Acid/base and hydrogen bonding effects on the proton-coupled electron transfer of quinones and hydroquinones in acetonitrile: Mechanistic investigation by voltammetry, 1H NMR and computation

This report seeks to address the role of hydrogen bonding with Brønsted acids and bases in proton-coupled electron transfer (PCET) as it pertains to concerted or stepwise pathways of quinone (Q) and hydroquinone (QH2) electrochemistry. This study was performed using a series of techniques that included cyclic voltammetry (CV), digital simulations, computational chemistry and 1H NMR. Hydrogen bonding was inferred by a decrease in diffusion coefficient (D) values measured using a pulsed gradient echo- (PGE-) 1H NMR technique. Changes of 40.8% and 37.9% in D values were only noted after the addition of two equivalents of acetate to 1,4-hydroquinone (1,4-QH2) and catechol (1,2-QH2), respectively. In contrast, the D values for the addition of selected amines (pyridine, N,N-diisopropylethylamine and triethylamine) changed only 3.2% on average. Quantum mechanical calculations were conducted to determine the pKa of all quinoid species to serve as a starting point for the determination of equilibrium constants in voltammetric simulations.
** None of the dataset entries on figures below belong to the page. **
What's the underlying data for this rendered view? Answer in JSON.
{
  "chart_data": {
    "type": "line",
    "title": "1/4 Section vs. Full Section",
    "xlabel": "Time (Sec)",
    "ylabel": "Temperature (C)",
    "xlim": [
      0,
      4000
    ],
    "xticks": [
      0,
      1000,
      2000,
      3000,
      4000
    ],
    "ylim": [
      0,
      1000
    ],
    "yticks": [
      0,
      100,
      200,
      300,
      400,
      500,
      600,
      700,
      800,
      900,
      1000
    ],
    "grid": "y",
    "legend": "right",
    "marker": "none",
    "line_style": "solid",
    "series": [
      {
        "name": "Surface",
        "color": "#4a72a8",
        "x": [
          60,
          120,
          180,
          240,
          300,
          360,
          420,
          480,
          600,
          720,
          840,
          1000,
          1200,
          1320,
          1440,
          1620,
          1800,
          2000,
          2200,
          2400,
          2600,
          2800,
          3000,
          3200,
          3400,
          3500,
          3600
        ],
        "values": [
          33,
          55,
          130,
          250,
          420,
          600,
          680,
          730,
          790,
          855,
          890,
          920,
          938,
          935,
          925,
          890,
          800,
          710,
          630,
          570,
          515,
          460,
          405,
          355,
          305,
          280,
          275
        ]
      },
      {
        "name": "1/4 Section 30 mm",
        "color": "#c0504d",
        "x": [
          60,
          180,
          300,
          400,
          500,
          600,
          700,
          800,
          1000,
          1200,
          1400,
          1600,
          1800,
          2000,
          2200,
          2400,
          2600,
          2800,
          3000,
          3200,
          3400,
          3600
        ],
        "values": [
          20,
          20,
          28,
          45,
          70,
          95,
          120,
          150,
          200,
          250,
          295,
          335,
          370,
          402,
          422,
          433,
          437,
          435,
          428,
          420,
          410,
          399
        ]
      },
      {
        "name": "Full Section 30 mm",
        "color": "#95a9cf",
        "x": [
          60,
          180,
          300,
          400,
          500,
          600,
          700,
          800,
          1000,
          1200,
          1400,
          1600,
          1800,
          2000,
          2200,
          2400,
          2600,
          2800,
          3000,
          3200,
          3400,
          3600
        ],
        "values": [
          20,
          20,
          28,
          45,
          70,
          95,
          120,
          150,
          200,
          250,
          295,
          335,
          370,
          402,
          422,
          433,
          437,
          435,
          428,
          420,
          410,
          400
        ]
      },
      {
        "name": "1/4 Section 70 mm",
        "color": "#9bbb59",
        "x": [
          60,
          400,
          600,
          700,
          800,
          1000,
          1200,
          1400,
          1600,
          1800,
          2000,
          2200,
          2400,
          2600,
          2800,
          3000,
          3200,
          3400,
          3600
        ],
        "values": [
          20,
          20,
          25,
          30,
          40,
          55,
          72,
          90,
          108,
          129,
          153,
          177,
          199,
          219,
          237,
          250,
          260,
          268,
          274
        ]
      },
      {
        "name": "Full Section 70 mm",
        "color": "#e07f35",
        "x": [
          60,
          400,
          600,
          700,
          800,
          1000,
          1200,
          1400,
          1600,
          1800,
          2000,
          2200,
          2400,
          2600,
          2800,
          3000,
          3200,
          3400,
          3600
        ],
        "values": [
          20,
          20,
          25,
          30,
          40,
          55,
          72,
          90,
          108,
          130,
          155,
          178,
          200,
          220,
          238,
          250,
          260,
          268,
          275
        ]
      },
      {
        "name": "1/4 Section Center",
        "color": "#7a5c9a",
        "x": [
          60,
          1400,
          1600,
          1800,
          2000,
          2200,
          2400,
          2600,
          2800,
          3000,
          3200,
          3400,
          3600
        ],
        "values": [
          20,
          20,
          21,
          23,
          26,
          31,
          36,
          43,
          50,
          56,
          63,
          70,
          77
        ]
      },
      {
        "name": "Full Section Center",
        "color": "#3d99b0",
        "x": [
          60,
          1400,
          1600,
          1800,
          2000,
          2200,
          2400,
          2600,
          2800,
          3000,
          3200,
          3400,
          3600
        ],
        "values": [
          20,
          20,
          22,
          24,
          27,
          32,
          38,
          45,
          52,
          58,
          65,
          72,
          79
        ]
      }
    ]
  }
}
Simulations indicate that 1,4-benzoquinone undergoes stepwise electron–proton transfer upon addition of acetic acid, N-ethyldiisopropylammonium perchlorate and pyridinium nitrate and were simulated without the presence of hydrogen bonds. The QH2 compounds show stepwise proton–electron transfers after addition of the both the conjugate amines and acetate.